Finding Influential Training Samples for Gradient Boosted Decision Trees
This work addresses a specific computational challenge for practitioners using tree-based models, but it is incremental as it builds on existing parametric methods.
The paper tackles the problem of identifying influential training samples for tree ensemble models like Gradient Boosted Decision Trees by extending leave-one-out analysis to non-parametric settings with fixed tree structures, and demonstrates its quality and computational efficiency in experiments.
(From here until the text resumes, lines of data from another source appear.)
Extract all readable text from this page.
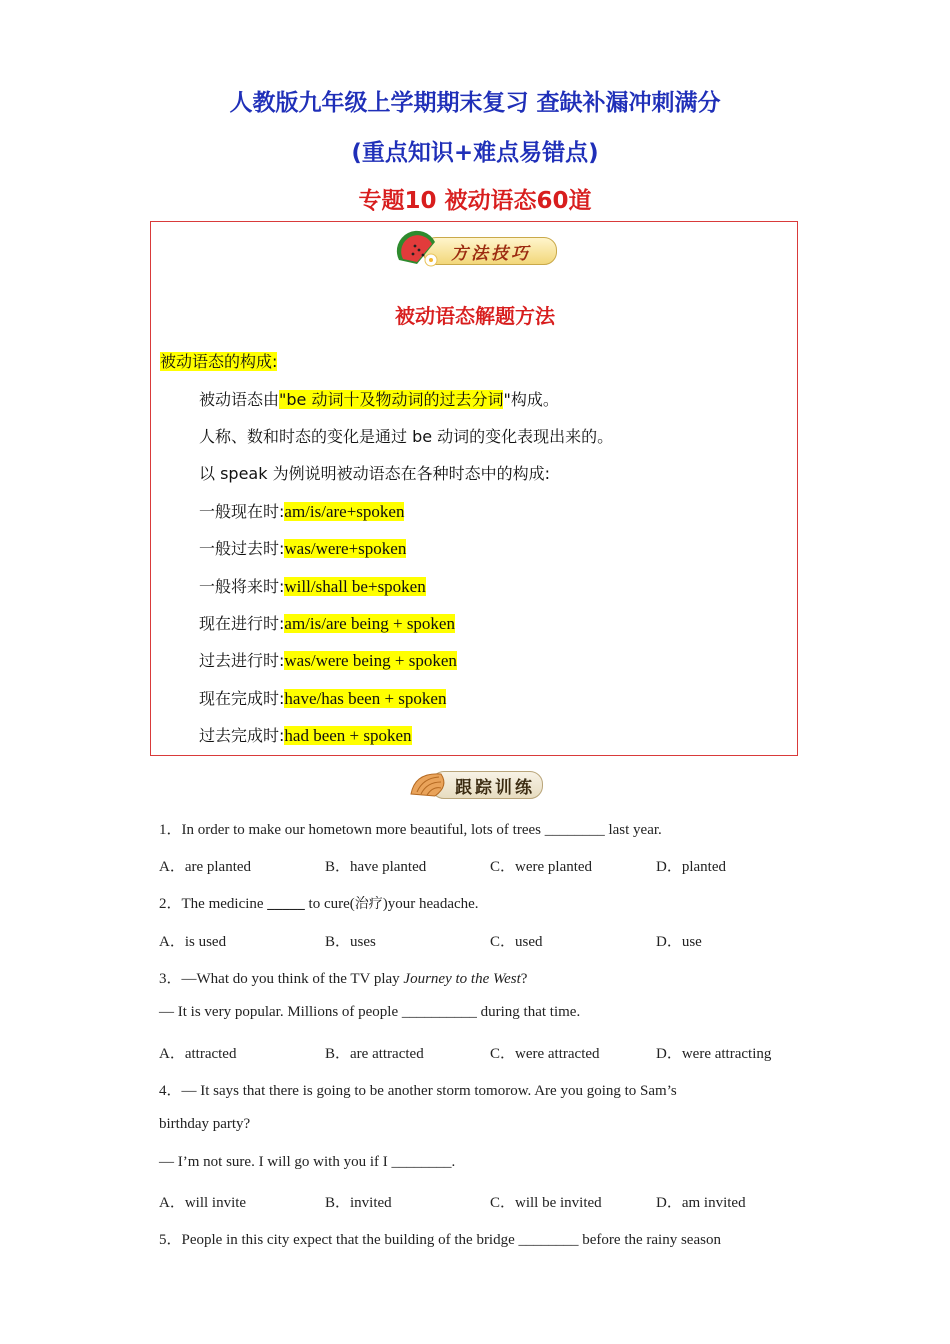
人教版九年级上学期期末复习 查缺补漏冲刺满分
(重点知识+难点易错点)
专题10 被动语态60道
方法技巧
被动语态解题方法
被动语态的构成:
被动语态由"be 动词十及物动词的过去分词"构成。
人称、数和时态的变化是通过 be 动词的变化表现出来的。
以 speak 为例说明被动语态在各种时态中的构成:
一般现在时:am/is/are+spoken
一般过去时:was/were+spoken
一般将来时:will/shall be+spoken
现在进行时:am/is/are being + spoken
过去进行时:was/were being + spoken
现在完成时:have/has been + spoken
过去完成时:had been + spoken
跟踪训练
1．In order to make our hometown more beautiful, lots of trees ________ last year.
A．are planted	B．have planted	C．were planted	D．planted
2．The medicine _____ to cure(治疗)your headache.
A．is used	B．uses	C．used	D．use
3．—What do you think of the TV play Journey to the West?
— It is very popular. Millions of people __________ during that time.
A．attracted	B．are attracted	C．were attracted	D．were attracting
4．— It says that there is going to be another storm tomorow. Are you going to Sam’s
birthday party?
— I’m not sure. I will go with you if I ________.
A．will invite	B．invited	C．will be invited	D．am invited
5．People in this city expect that the building of the bridge ________ before the rainy season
We address the problem of finding influential training samples for a particular case of tree ensemble-based models, e.g., Random Forest (RF) or Gradient Boosted Decision Trees (GBDT). A natural way of formalizing this problem is studying how the model's predictions change upon leave-one-out retraining, leaving out each individual training sample. Recent work has shown that, for parametric models, this analysis can be conducted in a computationally efficient way. We propose several ways of extending this framework to non-parametric GBDT ensembles under the assumption that tree structures remain fixed. Furthermore, we introduce a general scheme of obtaining further approximations to our method that balance the trade-off between performance and computational complexity. We evaluate our approaches on various experimental setups and use-case scenarios and demonstrate both the quality of our approach to finding influential training samples in comparison to the baselines and its computational efficiency.